Детские воспоминания о Великой Отечественной войне в пространстве современной устной истории


7 мая 2020. Разместил: 00mN1ck
Детские воспоминания о Великой Отечественной войне в пространстве современной устной историиАктуальность избранной проблемы связана с тем, что вызовы истории, способствовавшие изменению методологических подходов в гуманитарной науке, привели к появлению возможностей формирования новых направлений, а многие узловые проблемы отечественной истории также получили новое прочтение. Например, самостоятельность обрели такие научные школы, как интеллектуальная история, история повседневности, устная история.

«Устная история» (Oralhistory) – это относительно новое научное направление, интенсивно развивающееся со второй половины ХХ в. Термин «устная история» был введен еще Барбэ д’Оревилли в середине XIX в., однако получил распространение после работ американца Аллана Невинса, который основал в США Исследовательский центр по изучению устной истории. До настоящего времени именно в США устная история получила наибольшее распространение [1].

Устная история – это новое направление в современных социальных науках. В течение десятилетия было основано несколько журналов, например, в США «Qualitative Sociology» («Качественная социология», 1978) и «International Journal of Oral History» («Международный журнал устной истории», 1980), в Испании «Historia y fuenteoral» («История и устные источники», 1988) или в Германии журнал биографического исследования и устной истории под названием «BIOS» («БИОС», 1988).

В России в последние десятилетия также получили развитие различные аспекты этого направления социальной истории. К сожалению, долгое время сама ювенальная история находилась в жестких идеологических рамках, рассматривая лишь героические поступки детей и юношества в годы войны. Однако открывшиеся возможности и привлечение новых источников позволяют изучить проблему с помощью нового методологического инструментария.
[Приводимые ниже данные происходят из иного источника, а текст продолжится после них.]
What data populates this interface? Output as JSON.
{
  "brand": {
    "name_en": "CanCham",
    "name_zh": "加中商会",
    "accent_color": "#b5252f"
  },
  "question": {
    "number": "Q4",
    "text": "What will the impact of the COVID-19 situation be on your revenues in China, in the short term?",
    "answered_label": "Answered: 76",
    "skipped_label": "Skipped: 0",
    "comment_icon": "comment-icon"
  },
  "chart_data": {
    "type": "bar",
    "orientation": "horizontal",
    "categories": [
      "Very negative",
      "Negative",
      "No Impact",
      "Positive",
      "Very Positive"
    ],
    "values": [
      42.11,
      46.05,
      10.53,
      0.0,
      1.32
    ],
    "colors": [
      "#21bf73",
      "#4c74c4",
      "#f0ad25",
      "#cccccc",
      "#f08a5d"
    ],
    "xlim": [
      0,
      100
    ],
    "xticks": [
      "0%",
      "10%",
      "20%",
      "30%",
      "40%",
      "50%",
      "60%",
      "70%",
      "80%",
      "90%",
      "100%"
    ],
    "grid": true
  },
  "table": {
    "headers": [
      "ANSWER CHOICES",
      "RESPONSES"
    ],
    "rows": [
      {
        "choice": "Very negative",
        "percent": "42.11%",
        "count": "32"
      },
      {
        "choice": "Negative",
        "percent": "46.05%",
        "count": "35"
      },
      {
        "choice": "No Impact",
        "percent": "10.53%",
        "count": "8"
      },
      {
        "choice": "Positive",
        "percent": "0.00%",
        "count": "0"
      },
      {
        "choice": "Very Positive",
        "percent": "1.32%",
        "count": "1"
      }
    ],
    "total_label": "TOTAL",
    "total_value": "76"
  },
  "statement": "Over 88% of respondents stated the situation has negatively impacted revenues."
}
Устная история отвечает потребности исследователей перейти от изучения «великих людей и событий» к «истории снизу», подчеркивая тем самым ценность любого человека как субъекта истории [2]. Историческая память отдельной личности, отдельной семьи, вписанная в локальную и глобальную историю, наполненная эмоциональностью (как положительной, так и отрицательной), повседневностью, мировоззрением, мотивацией и ценностными ориентирами, имеет огромное значение для понимания прошлого. «Теперь история обращается к прошлому через настоящее, – отмечают исследователи, – через современников и их память, их отношение к прошлому. Люди и их воспоминания становятся документом, историей. Ценным здесь является то, что полученный материал позволяет узнать о тех или иных событиях, об отношении людей к этим событиям, об их мыслях, чувствах, переживаниях» [3, 138].

Определенный интерес представляет использование методологических подходов «устной истории» для восполнения существующих пробелов в пространстве истории Великой Отечественной войны.

Исследования по истории Великой Оте­чественной войны долгое время вписывались в традиционную историографию. По сути дела, история Великой Отечественной войны была написана на основе официальных источников (отчеты, донесения, сводки и проч.). Однако в связи с развитием исторической науки в последние годы большое внимание стали уделять нетрадиционным нарративным источникам, полученным из устной истории, воспоминаний рядовых участников, современников. Источниковая база этих исследований предполагает существенное расширение привлекаемых материалов.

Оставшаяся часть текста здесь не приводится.